Additionally, President-elect Biden has vocally supported the extension and expansion of the Families First Coronavirus Response Act (FFCRA), which expired on December 31, 2020. The FFCRA required covered employers to provide employees with paid sick leave and expanded family and medical leave for certain COVID-19-related reasons. On December 22, 2020, Congress passed a pandemic relief bill that made COVID-19-related leave voluntary. The relief bill extended the tax credit available to employers offering COVID-19-related leave but did not extend the FFCRA’s leave mandate.  President-elect Biden is expected to announce his multi-trillion-dollar stimulus plan this week, which may renew the FFCRA’s family and medical leave mandate. Regardless, employers should expect to see a push for a more permanent federal leave mandate from the Biden administration. During his campaign, President-elect Biden expressed support for up to 12 weeks of paid federal family and medical leave. The Biden administration will most likely seek to implement a paid leave mandate through legislation amending the Family and Medical Leave Act (FMLA).

Employment Contracts

Employers should expect to see challenges under the Biden administration to two common employment contract clauses: non-competes and arbitration agreements. The Biden platform calls for a prohibition on all non-compete clauses except those deemed absolutely necessary to protect certain trade secrets. Although a legislative ban is unlikely to get through the Senate, the Biden administration can implement this policy through a Fair Trade Commission (FTC) rule banning non-compete clauses as unfair methods of competition.

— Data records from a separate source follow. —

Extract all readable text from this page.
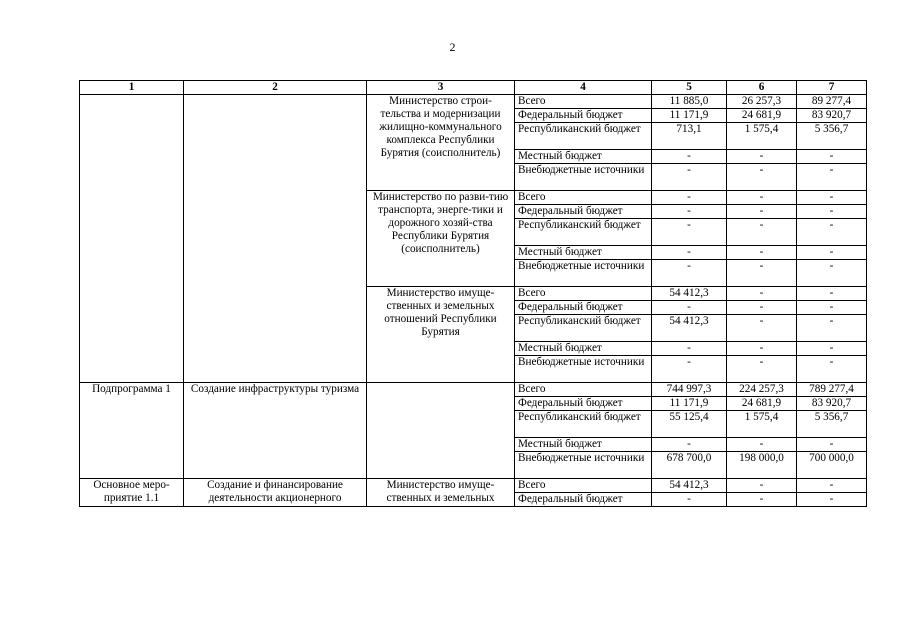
2
1	2	3	4	5	6	7
		Министерство строи-тельства и модернизации жилищно-коммунального комплекса Республики Бурятия (соисполнитель)	Всего	11 885,0	26 257,3	89 277,4
			Федеральный бюджет	11 171,9	24 681,9	83 920,7
			Республиканский бюджет	713,1	1 575,4	5 356,7
			Местный бюджет	-	-	-
			Внебюджетные источники	-	-	-
		Министерство по разви-тию транспорта, энерге-тики и дорожного хозяй-ства Республики Бурятия (соисполнитель)	Всего	-	-	-
			Федеральный бюджет	-	-	-
			Республиканский бюджет	-	-	-
			Местный бюджет	-	-	-
			Внебюджетные источники	-	-	-
		Министерство имуще-ственных и земельных отношений Республики Бурятия	Всего	54 412,3	-	-
			Федеральный бюджет	-	-	-
			Республиканский бюджет	54 412,3	-	-
			Местный бюджет	-	-	-
			Внебюджетные источники	-	-	-
Подпрограмма 1	Создание инфраструктуры туризма		Всего	744 997,3	224 257,3	789 277,4
			Федеральный бюджет	11 171,9	24 681,9	83 920,7
			Республиканский бюджет	55 125,4	1 575,4	5 356,7
			Местный бюджет	-	-	-
			Внебюджетные источники	678 700,0	198 000,0	700 000,0
Основное меро-приятие 1.1	Создание и финансирование деятельности акционерного	Министерство имуще-ственных и земельных	Всего	54 412,3	-	-
			Федеральный бюджет	-	-	-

President-elect Biden has also expressed his support for the Forced Arbitration Injustice Repeal (FAIR) Act, a bill that would prohibit employers from forcing employees to sign pre-dispute arbitration agreements as a condition of employment. The FAIR Act has already passed the House and, with Democrats in control, is expected to pass the Senate.

DISCLAIMER: Because of the generality of this update, the information provided herein may not be applicable in all situations and should not be acted upon without specific legal advice based on particular situations.